C'est pourquoi, ce jour là, ils se faufilèrent tous les deux hors du palais. Cette fois, aucun des deux ne portait de déguisement. Une fois hors du Palais, Atem utilisa sa magie et devant mes yeux incrédules ils changèrent d'apparence. Et ce qui me surprit encore plus fut de voir Joesis prendre peu à peu les traits de Joey. Bien sûr, il conserva sa peau mâte et ses cheveux restèrent bruns, toutefois, à part ces quelques détails, c'était le sosie de mon ami. Y avait-il un rapport entre eux ?

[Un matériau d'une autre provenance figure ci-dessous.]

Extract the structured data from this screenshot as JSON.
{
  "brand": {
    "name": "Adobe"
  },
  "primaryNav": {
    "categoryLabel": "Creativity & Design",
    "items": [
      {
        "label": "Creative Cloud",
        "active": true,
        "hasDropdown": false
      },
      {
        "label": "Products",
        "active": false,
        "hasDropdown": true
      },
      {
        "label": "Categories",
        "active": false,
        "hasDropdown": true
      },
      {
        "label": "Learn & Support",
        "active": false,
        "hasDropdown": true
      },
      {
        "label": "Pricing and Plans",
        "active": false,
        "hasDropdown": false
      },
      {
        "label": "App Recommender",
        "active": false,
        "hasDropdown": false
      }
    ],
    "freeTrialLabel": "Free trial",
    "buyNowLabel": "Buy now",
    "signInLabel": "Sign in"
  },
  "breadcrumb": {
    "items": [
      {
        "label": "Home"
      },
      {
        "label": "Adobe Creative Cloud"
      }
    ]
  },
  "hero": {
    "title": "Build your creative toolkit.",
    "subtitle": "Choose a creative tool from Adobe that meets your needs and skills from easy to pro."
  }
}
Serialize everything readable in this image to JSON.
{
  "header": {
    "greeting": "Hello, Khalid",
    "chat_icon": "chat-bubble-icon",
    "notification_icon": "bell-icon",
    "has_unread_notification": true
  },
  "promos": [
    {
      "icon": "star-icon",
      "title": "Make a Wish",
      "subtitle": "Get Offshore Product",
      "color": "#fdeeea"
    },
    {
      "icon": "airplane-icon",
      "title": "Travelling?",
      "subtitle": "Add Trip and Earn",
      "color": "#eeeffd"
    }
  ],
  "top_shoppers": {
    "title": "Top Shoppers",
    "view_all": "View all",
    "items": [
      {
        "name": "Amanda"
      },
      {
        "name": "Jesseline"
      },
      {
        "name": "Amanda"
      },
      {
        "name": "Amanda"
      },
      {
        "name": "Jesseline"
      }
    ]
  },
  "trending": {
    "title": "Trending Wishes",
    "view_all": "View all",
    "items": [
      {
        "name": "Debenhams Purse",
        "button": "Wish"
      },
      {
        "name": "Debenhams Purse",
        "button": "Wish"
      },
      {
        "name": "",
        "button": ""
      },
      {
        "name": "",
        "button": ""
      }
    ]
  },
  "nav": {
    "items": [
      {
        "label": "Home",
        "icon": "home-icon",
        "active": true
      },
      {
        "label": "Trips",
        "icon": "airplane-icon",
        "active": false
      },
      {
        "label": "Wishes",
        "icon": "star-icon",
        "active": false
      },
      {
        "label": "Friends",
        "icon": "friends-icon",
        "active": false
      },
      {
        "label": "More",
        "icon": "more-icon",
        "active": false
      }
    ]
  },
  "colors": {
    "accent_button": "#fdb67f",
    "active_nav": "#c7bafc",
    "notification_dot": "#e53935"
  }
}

Quand à Atem, ses cheveux devinrent entièrement sombres sans pour autant perdre leur coiffure et ses yeux prirent une teinte vert foncé. Ces traits se modifièrent légèrement. Pour quelqu'un qui savait qui il était la ressemblance était tout de même importante, mais pour quelqu'un d'autre on pouvait pensé que cela ne se verrait pas. D'ailleurs personne n'aurait sans doute pas pensé que cet homme puisse être le Prince, même quelqu'un le connaissant bien.

Les deux amis passèrent leur après-midi dans la ville. Atem n'ayant plus à se caché pour ne pas être reconnu, cela fut bien plus facile qu'en temps normal. Une réelle complicité était en train de naître entre les deux jeunes hommes.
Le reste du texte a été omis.